This year China expects to launch 20 satellites and by the end of the decade have 200 satellites in orbit (about a fifth of the total and nearly half as many as the United States). At that point China expects to be launching 30 satellites a year and accounting for over a quarter of the worldwide launch capability. All this momentum has been the result of a quarter century of effort and an enormous spurt of activity in the last two years. In the two decades after 1990, China has carried out 30 commercial satellite launches, putting 36 satellites in orbit. Now China puts that many satellites up in 18 months.

China's main satellite launcher, the "Long March" rocket, is based on Russian designs, meaning it is simple, cheap, and reliable. This has made China a major player in the satellite launching business.
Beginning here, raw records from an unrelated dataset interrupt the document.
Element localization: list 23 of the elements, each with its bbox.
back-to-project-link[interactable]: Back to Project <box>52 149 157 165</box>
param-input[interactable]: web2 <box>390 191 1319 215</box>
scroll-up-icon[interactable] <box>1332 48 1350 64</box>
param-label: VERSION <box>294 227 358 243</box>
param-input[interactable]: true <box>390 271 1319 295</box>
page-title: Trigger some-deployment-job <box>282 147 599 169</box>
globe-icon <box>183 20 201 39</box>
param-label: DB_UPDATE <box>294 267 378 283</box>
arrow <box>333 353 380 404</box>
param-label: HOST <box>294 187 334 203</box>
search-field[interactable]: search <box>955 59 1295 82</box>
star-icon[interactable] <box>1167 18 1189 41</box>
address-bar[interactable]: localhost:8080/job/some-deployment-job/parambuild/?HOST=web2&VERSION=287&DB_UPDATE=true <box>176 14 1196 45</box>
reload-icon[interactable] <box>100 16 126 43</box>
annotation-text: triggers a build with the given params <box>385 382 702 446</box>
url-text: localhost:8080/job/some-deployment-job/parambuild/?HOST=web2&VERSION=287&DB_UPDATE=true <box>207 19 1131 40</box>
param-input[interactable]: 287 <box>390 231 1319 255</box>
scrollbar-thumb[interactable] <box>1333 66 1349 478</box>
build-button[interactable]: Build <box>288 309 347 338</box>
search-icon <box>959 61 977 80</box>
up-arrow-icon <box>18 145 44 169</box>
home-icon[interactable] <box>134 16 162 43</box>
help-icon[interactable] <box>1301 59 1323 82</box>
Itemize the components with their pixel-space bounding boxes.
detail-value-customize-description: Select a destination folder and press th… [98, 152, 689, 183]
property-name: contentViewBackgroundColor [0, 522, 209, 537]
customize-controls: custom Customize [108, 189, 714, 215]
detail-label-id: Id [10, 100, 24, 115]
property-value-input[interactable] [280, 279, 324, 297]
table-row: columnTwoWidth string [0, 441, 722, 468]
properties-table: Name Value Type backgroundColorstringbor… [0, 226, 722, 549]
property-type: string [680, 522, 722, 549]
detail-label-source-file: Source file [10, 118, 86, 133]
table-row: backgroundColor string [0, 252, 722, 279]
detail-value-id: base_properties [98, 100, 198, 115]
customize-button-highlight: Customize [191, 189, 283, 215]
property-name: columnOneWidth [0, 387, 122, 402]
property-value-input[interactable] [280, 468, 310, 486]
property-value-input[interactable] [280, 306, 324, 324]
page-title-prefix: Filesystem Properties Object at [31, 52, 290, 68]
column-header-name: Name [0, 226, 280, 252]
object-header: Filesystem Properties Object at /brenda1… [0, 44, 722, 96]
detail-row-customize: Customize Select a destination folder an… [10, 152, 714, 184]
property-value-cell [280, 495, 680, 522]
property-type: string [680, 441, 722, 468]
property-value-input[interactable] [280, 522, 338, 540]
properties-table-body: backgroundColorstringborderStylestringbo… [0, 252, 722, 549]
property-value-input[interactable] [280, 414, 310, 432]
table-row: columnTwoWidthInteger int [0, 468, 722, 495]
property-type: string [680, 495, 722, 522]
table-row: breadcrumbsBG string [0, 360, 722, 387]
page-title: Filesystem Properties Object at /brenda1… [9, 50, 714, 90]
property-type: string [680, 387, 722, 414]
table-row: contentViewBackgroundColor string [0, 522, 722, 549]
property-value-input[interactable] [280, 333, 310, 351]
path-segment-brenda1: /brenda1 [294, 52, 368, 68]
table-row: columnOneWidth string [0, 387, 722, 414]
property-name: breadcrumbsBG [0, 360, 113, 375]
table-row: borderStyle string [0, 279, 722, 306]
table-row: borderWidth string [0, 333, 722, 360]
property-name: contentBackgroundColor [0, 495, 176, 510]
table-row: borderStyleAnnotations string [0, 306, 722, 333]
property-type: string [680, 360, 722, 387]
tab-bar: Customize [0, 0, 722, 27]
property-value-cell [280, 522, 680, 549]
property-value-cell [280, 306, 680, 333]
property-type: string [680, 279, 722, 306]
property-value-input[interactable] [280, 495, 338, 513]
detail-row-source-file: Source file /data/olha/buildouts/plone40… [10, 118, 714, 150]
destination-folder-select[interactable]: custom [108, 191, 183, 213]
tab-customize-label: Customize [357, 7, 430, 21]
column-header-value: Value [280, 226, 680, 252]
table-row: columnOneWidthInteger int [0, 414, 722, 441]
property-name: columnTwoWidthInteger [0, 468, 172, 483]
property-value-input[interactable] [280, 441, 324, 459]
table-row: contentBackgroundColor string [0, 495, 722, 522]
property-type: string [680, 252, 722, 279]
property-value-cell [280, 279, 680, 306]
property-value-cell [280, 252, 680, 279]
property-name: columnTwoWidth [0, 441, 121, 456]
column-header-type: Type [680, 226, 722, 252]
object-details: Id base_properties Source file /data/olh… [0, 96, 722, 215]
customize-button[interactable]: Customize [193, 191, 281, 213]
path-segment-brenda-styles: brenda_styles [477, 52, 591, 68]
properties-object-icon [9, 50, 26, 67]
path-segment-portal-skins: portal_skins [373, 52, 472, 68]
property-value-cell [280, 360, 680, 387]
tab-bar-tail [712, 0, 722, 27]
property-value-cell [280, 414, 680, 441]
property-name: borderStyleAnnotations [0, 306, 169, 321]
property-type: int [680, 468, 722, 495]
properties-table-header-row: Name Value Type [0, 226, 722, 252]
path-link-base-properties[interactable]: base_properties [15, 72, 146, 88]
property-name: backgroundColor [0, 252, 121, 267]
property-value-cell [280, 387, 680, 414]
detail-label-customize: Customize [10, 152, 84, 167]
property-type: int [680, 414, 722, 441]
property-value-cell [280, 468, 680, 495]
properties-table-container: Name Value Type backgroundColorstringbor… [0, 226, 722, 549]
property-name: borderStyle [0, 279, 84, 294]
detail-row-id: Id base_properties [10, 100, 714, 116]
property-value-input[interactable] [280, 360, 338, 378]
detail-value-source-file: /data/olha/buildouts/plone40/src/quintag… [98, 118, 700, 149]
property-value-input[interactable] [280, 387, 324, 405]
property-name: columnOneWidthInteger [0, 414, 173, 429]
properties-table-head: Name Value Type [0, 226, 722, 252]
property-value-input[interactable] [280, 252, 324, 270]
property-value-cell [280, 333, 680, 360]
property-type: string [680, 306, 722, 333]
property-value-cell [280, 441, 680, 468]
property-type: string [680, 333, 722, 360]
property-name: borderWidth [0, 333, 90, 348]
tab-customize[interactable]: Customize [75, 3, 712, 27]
China competes on price. The U.S. Space Shuttle was retired because it was the most expensive way get stuff into orbit. Satellites sent up via the Space Shuttle cost $25 million a ton. The Russians and Chinese will do it for $3-6 million a ton. But insurance can more than double that cost if there have been a number of recent failures with Russian and Chinese boosters. This keeps more reliable American and European boosters in business. The Long March has a failure rate of about six percent, which was a little higher than twice the rate for the most used Russian launcher. The Space Shuttle failure rate was two percent, as were most Western satellite launchers.

 The Chinese Long March can put 9.5 tons in low earth orbit and 5.5 tons in a high one (geostationary transfer orbit). The Chinese took their time to perfect Long March, requiring 28 years to make the first fifty launches and nine years for the next fifty. So far, Long March has carried out some 164 launches so far.

Some 900 active satellites are in orbit, and nearly half of them are American. About 75 percent of all satellites are non-military (most of them commercial, the rest government non-military birds). The Russian Sputnik was the first satellite ever put in orbit, in 1957. The U.S. followed in 1958. Since then, ten other nations have done the same. France launched its first satellite in 1965, Japan and China in 1970, Britain in 1971, and India in 1980. Israel launched its first satellite in 1988. Ukraine did so in 1995. Iran claims to have put a satellite in orbit recently, but there is no conclusive proof. North Korea put a dead (non-responsive) satellite up in December 2012, and South Korea followed with a successful launch of a very active satellite a month later.